Tanger Med port authorities report finding bedbugs aboard ship from France

Morocco’s Tanger-Med Port administration initiated the health and environmental vigilance system, after registering the suspicion of the presence of bedbugs on board a passenger ship that arrived from the French port of Marseille.

Identical sources reported that the proactive health monitoring process carried out by the port authorities showed the detection of bedbugs on board this ship, which required the activation of a strict health protocol, which requires carrying out a comprehensive and meticulous sterilization and cleaning process for all components of this ship and its cargo, before receiving passengers and vehicles arriving on board.

The same sources added that this measure comes in the context of the careful monitoring undertaken by the port authorities in order to avoid the introduction of this harmful and rapidly spreading insect, which France is currently experiencing a major outbreak of in a group of major cities, especially in transportation and public places.

The French government is meeting this week to develop an action plan to combat bedbugs, expressing its concern about the massive return of this type of parasite, as bedbugs were spotted in movie theaters, high-speed trains, the Paris metro, and in the waiting area at Roissy Airport.

Bed bugs are small, wingless insects with a reddish-brown color, ranging in size from 4 to 7 mm. They suck human blood and cause severe itching that can worsen to skin irritation in some people.

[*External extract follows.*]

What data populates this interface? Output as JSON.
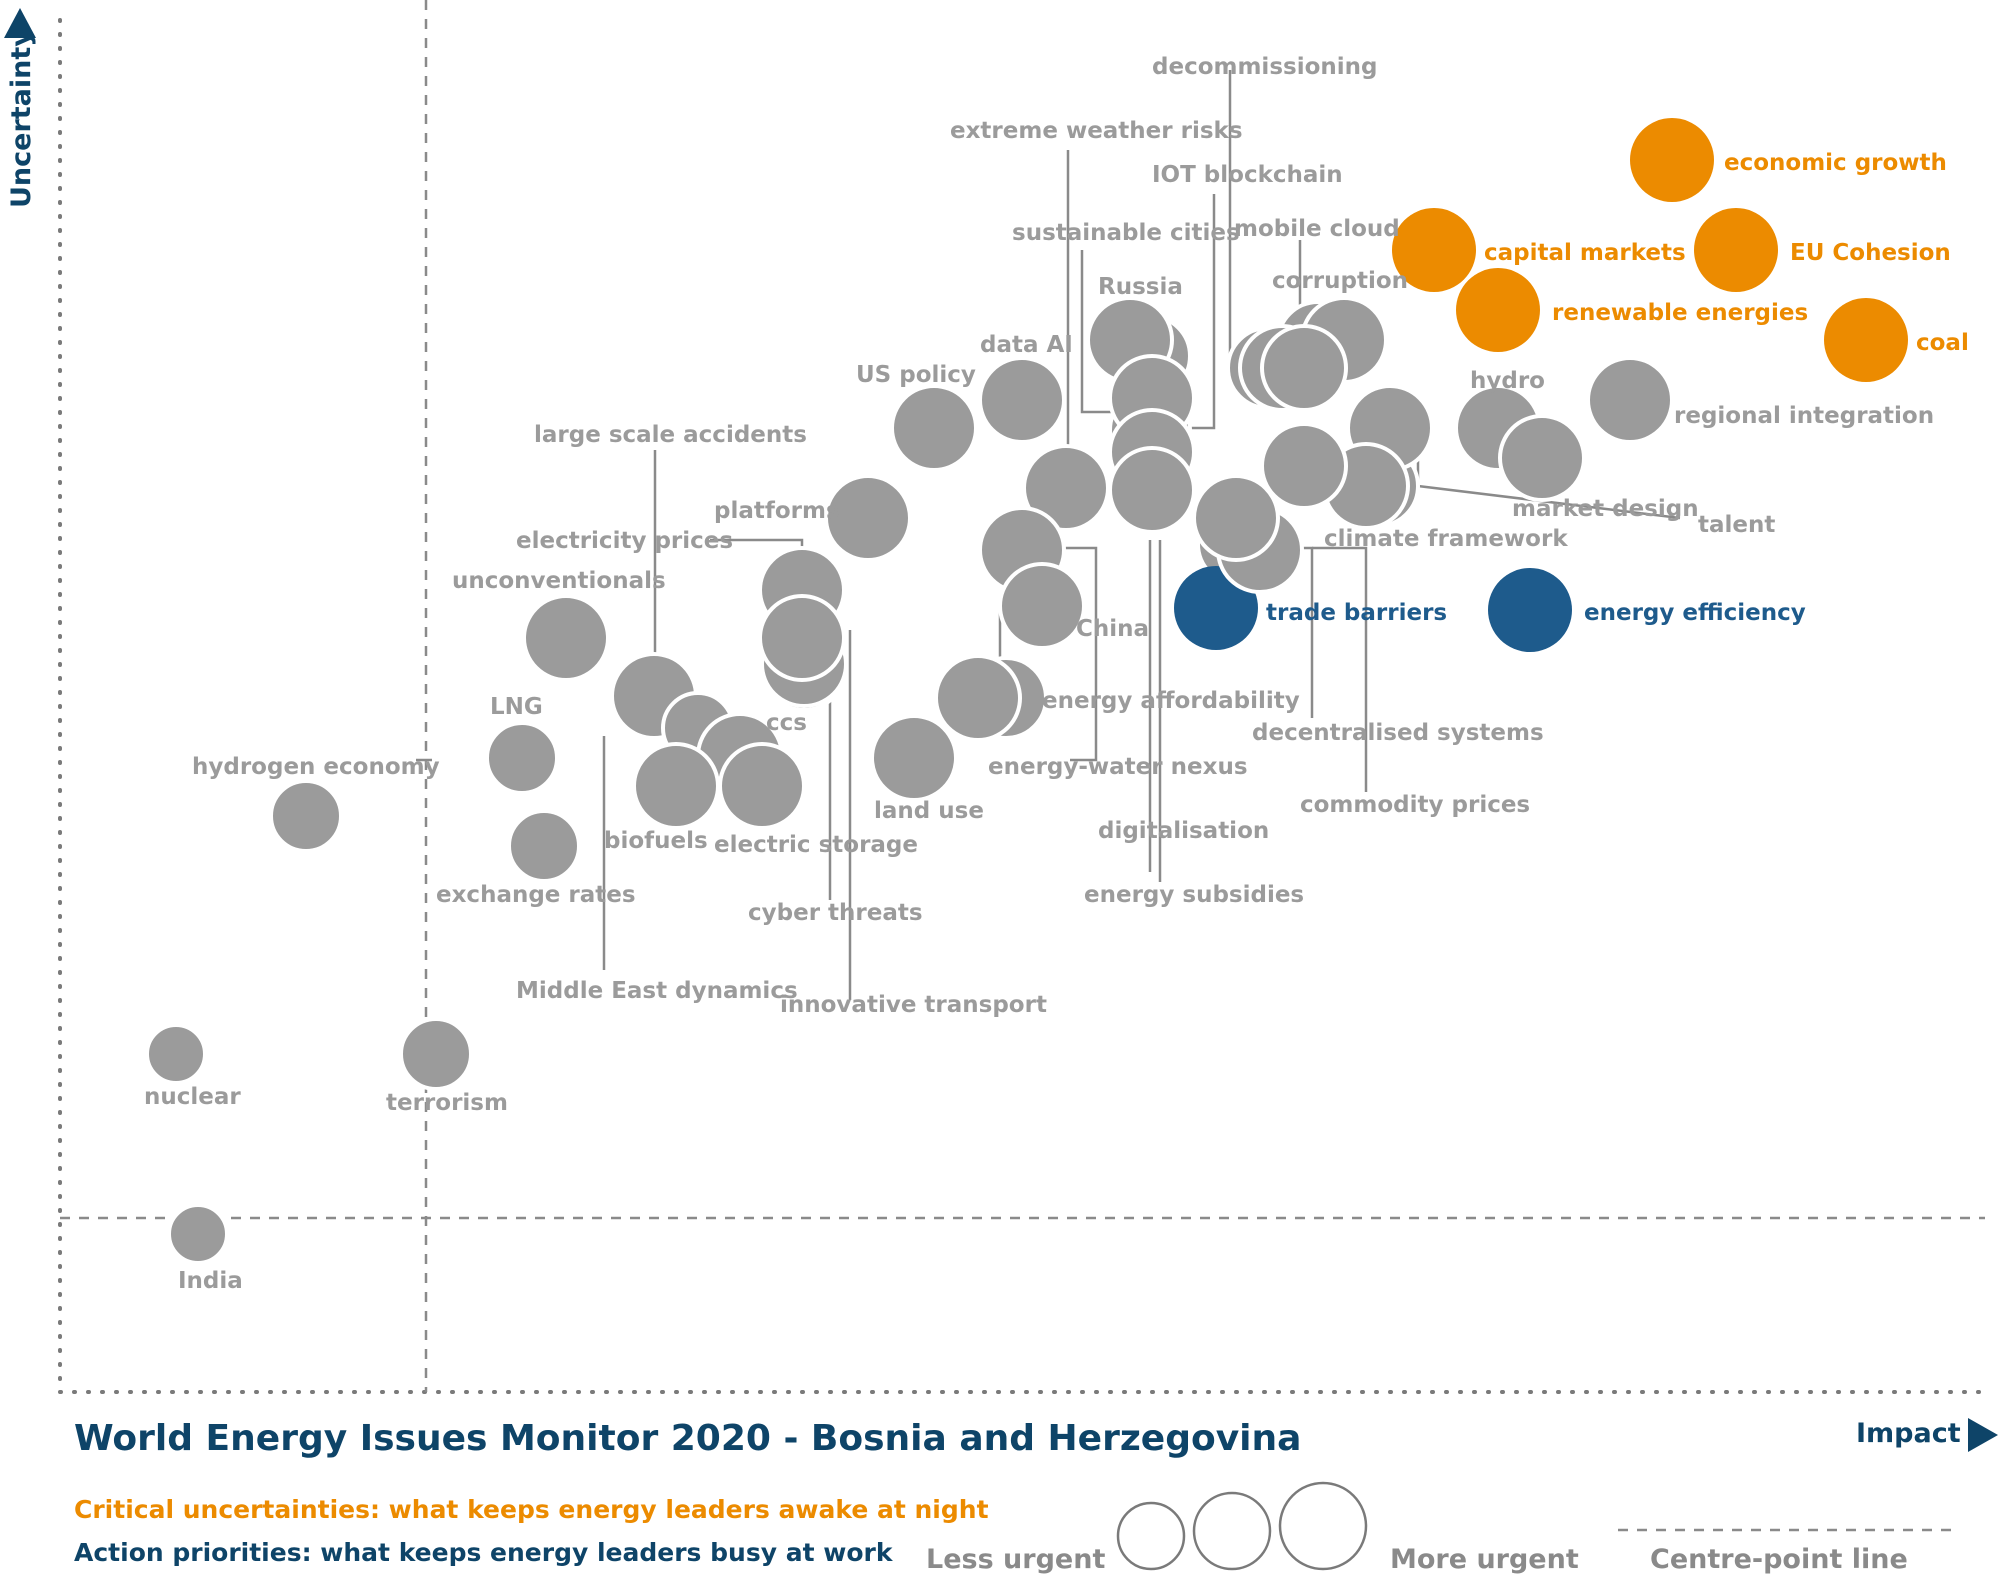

This insect, which has a high ability to reproduce and spread, also feeds on blood. Only, it must take “regular blood meals” to survive and continue to grow.

Human blood is not the only target of these insects, but they also attack various types of animals, including poultry and other birds, while the US Environmental Protection Agency (EPA), the Centers for Disease Control and Prevention (CDC), and the US Department of Agriculture consider bed bugs a “public health scourge.”

These insects had disappeared from daily life in the 1950s, before they reappeared during the last thirty years in a number of developed countries, due to the increasingly mobile pace of life and the consumer pattern based on buying used goods, in addition to recording resistance to insecticides.